Si tu as une vulve et que tu redoutes une grossesse, tu peux envisager de prendre Plan B. Plan B est un contraceptif d'urgence qui peut être pris jusqu'à trois jours (72 heures) après un rapport sexuel ou une agression sans condom. Plus tôt tu prends Plan B, plus il est efficace. Pour plus de renseignements sur Plan B, consulte le site https://planb.ca/fr.

SUBSTANCES ET SEXE

La consommation d'alcool et de substances telles que la marijuana peut nous aider à nous détendre ou nous donner le goût de baiser, et il n'y a pas de problème si c'est ce qui te convient!
Cependant, lorsque tu es sous l'influence de substances, ta capacité à donner clairement ton consentement est diminuée. Il est toujours bon de faire le point avec soi-même et de s'assurer que toi et ton ou tes partenaire(s) êtes à l'aise pour avoir des relations sexuelles si vous avez bu ou consommé des drogues.
Si tu consommes souvent ou a besoin de consommer de la drogue ou de l'alcool avant de baiser, il peut être bon de voir s'il s'agit d'une habitude et de décider si ce comportement te sert et répond à tes besoins.

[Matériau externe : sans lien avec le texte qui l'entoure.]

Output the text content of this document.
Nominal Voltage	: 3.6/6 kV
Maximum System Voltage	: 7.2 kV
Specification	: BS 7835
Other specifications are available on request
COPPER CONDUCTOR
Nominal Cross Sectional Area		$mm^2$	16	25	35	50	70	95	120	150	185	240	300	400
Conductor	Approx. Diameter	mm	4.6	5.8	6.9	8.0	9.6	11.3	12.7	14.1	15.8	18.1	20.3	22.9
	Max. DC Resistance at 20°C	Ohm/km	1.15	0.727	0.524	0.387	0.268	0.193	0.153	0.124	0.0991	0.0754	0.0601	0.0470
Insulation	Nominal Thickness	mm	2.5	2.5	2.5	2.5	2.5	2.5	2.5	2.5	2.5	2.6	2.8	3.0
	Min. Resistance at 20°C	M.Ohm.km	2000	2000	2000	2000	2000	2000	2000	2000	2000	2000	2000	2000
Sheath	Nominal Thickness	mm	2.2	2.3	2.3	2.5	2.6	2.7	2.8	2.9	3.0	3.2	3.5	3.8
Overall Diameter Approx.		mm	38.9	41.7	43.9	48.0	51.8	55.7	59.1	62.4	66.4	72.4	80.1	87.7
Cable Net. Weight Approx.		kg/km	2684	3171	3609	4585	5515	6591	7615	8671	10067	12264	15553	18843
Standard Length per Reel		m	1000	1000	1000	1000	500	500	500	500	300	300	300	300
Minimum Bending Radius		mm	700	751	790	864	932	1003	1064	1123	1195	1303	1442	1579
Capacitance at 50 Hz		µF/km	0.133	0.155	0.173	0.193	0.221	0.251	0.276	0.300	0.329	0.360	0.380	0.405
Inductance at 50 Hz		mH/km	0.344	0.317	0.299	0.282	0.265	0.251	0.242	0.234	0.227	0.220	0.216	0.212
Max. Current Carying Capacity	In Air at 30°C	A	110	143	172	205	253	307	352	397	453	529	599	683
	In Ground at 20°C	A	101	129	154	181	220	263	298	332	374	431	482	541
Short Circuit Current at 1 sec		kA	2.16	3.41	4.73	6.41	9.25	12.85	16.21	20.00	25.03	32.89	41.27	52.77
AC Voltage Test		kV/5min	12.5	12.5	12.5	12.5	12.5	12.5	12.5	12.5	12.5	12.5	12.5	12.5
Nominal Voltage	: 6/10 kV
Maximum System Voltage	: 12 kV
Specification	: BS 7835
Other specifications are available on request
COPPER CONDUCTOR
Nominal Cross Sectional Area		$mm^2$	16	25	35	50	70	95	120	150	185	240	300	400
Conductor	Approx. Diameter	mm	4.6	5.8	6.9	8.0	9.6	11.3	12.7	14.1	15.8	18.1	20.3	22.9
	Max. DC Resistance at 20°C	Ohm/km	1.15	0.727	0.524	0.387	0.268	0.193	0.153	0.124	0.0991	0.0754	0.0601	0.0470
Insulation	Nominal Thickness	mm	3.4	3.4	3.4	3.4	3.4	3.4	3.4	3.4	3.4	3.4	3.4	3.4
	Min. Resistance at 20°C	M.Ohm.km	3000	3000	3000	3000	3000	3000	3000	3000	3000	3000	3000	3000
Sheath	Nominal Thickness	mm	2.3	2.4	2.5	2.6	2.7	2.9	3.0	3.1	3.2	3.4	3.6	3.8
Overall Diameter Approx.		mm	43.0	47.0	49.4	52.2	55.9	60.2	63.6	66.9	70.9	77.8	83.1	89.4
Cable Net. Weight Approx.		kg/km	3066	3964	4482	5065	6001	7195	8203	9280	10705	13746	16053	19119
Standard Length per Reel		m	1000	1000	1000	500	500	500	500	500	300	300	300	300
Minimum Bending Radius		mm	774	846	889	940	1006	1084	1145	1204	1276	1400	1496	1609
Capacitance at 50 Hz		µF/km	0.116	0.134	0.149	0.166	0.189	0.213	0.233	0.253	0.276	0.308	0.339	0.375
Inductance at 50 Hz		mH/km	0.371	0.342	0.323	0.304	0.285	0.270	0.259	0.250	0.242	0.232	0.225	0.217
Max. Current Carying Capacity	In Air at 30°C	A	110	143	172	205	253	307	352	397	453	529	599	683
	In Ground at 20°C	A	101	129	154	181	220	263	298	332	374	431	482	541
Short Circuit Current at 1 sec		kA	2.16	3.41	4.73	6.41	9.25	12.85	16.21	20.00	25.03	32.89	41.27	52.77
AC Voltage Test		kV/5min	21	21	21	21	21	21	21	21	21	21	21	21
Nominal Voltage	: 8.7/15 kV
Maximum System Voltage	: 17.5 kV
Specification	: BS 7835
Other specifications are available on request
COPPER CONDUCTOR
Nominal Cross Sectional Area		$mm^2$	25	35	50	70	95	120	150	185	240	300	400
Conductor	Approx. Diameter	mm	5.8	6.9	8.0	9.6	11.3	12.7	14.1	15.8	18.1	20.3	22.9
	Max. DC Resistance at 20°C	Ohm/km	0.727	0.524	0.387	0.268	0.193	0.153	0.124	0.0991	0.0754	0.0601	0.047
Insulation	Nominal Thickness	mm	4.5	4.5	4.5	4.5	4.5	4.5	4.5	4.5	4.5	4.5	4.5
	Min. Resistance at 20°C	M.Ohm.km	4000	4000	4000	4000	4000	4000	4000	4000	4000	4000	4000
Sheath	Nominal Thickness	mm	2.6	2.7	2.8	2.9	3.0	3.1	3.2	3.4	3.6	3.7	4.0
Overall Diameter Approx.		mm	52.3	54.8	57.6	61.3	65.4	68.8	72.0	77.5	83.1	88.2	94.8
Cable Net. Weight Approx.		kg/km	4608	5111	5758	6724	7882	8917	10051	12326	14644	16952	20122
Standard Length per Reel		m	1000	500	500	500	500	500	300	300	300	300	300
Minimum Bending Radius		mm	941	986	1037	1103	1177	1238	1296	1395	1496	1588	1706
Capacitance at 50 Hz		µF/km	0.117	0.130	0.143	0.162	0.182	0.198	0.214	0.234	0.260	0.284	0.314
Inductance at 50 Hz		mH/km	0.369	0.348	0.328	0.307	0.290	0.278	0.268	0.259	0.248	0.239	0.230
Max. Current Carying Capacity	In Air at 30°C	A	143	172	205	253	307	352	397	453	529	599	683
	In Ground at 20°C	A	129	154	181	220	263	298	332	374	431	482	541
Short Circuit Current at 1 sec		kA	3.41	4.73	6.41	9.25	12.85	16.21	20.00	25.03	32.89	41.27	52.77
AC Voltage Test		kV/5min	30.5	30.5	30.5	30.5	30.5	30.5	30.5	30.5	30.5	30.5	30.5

Consulte notre page Prévention pour t'aider à gérer les risques liés à l'usage de substances en rapport avec les relations sexuelles, et notre section Consommation de substances pour savoir comment consommer des substances de manière plus sécuritaire.
*Si tu as été drogué·e à ton insu, toutefois, sache que tout acte sexuel (y compris attouchements, sexe oral ou relations sexuelles) n'a pas eu lieu avec ton consentement. Un partenaire intime qui te donne de la drogue à ton insu ou te viole commet une agression sexuelle. Lis cette section pour en savoir plus sur les situations de non-consentement et sur la façon de réagir.
Conclusion : Nous pensons que chaque jeune sait ce qui est bon pour lui ou elle et est capable de prendre les meilleures décisions pour lui-même ou elle-même lorsqu'il ou elle dispose de renseignements exacts et accessibles.